Hopefully the forum staff can pick this up and get it sorted - by which I mean that you get exactly the deal you were promised, suitably backdated to when it should have been effective, and an appropriate goodwill gesture (in your particular circumstances I'd ask for £150) for the inconvenience and stress. That would be the cheapest and quickest resolution for both parties, and the best way of trying to recover some goodwill in a bad situation. If they can't get it sorted in that complete manner (and don't settle for miserly goodwill payment), you need read the Virgin Media Complaints Code of Practice and raise a formal complaint. I suggest in writing, by recorded post. Reject the contract they're trying to impose, and demanding that as per your legal rights the company honour what was promised, and pointing out that if the company can't honour its agreement you will escalate to Ombudsman Services as soon as permitted by the rules.

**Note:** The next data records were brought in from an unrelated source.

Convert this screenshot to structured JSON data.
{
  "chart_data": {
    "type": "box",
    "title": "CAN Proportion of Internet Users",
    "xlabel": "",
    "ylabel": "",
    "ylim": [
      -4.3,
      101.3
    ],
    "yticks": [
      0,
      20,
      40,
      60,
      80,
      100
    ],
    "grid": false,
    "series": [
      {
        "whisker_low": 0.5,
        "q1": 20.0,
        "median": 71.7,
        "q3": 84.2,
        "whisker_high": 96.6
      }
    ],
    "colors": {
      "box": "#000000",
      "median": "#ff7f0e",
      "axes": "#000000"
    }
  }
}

If VM still won't honour the contract despite the complaint, or issue a fob-off resolution that doesn't settle things acceptably, then you reply by rejecting the "resolution" and asking for a deadlock letter, with that you take the matter to the Ombudsman. If VM stall and you can't get a deadlock letter then (ignoring that it is a breach of regulations) then eight weeks after your initial complaint was received by VM you can take the matter to the Ombudsman without a deadlock letter. Explain the background and request that VM be required to give you the promised deal, fully backdated, and add on a request for compensation for the hassle.
As I said earlier, hopefully the forum staff can get this resolved quicker and without the formality, but don't accept any compromise price offer, insist it is properly backdated, and that the goodwill compensation is at least £150. If it's short on any of those, then Ombudsman Services are your way forward.